The theatre of cruelty
We cross the street, stumbling from the restaurant in front to lead in the Jos Dion Tavern, where George St-Pierre completes his fight on the big screen: amalgam of members esquintés by the effort, broken pain, arms and legs tangled in this slow and almost invisible fist that is the fight on the ground… A floor also smeared blood in long streaks brushed by the body that had faced off.
And me, like every time when I see this kind of combat, I’m fascinated.
By the blood? His show is a shock that I take no pleasure. This must be a reflex of civilization: the sight of hemoglobin always appears us as a failure of human evolution. As if our greatest victory, as a species, was to be able to forget what flows through our veins. At the time, still want to see.
So despite the violence, brutality, or perhaps because of them, I am fascinated by these athletes by their tolerance to pain, by the rigor of their training by the repetition of the gesture to the perfection and this attempt, as in any sport, to transcend the limits of the body such as the spirit to touch to the sublime.
It is probably for these reasons that the myth of Georges St-Pierre (better known by its initials GSP) operates almost perfectly for me.
Almost. Because I also characterized the work, and a cheesy consumed from fighting coating infuriates me as much as boxing, football, hockey. In fact, sport package usually miss at away me almost completely. And the UFC (Ultimate Fighting Championship), which borrows its martial side in boxing and his theatre of yokels in the fight, include the most unbearable of the genus.
But the genius of St-Pierre and his team, is to built the image of a romantic hero who made meet reality and fiction, beyond his sport.
Here is the almost perfect story. That the little boy from a disadvantaged environment, bullied during his childhood and which, force to sharpen his talent, became one of the greatest pugilists in modern history. The romance, say. With just what it takes of pathos for the glory shines more fort even before the black curtain behind the stage.
But when GSP fights, the story is quickly evaporating under the blows. Or rather, it enters another dimension. One of the real.
It has more than force, pain, strategy. No Toga, or so little effect. A closed face, without emotion, in pure moment of combat. Something approaching the truth.
This is not innocent. I want to say that this idea of truth is not foreign to the success of GSP, or else the UFC in general. There is the same mechanics as in stories by Jack London. It is the old man of Hemingway for the big fish. It is this young man referred to by John Krakauer, in Into the Wild, and that aligns the extreme adventures as meaning quests.
Finally, it is the poetry of Jean Désy who puts his canoe with water in disturbing the wild rivers of the North rips, or wearing between two distant points of water: clinging hands / blued joins / knees shuddering in the arrachis / I curve the neck under the yoke.
The violence of the fighting of Georges St-Pierre is the same need to realize itself. And for the public to measure it only needed to overcome its own limits and in return.

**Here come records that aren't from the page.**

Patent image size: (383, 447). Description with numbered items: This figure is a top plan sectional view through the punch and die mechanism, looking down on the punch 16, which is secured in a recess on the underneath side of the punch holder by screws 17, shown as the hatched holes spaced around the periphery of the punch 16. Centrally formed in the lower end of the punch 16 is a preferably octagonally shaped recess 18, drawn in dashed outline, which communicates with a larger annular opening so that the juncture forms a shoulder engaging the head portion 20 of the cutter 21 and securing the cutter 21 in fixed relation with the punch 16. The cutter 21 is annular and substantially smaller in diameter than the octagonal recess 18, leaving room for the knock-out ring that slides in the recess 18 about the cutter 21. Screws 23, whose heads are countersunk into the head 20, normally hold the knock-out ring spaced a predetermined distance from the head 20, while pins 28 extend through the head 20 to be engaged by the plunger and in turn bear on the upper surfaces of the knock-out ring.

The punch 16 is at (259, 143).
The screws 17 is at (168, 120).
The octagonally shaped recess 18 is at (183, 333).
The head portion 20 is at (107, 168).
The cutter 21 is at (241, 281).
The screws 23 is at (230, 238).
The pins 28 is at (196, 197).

We are shocked by the blood that flows over the Octagon of combat by the swollen faces, and that prevents us to see that their truth is a response to the lies of the world. Even if it was a show of this truth, that even if its trade paradoxically plays the game of dupes that overwhelms our societies, just look at those times a dose of humanity that we are missing. A way to escape the boredom of daily, the blur of politics, money, human relationships.
It is a language universal, accessible to all. That of the body. Pain. As for sex, where the suffering is replaced by the enjoyment. Ass and violence, it comes out not.
What makes me say that at the bottom, the problem is not that it is tolerant of this theatre of cruelty. But rather that it found nothing better the views of the body and blood for us to bring to life.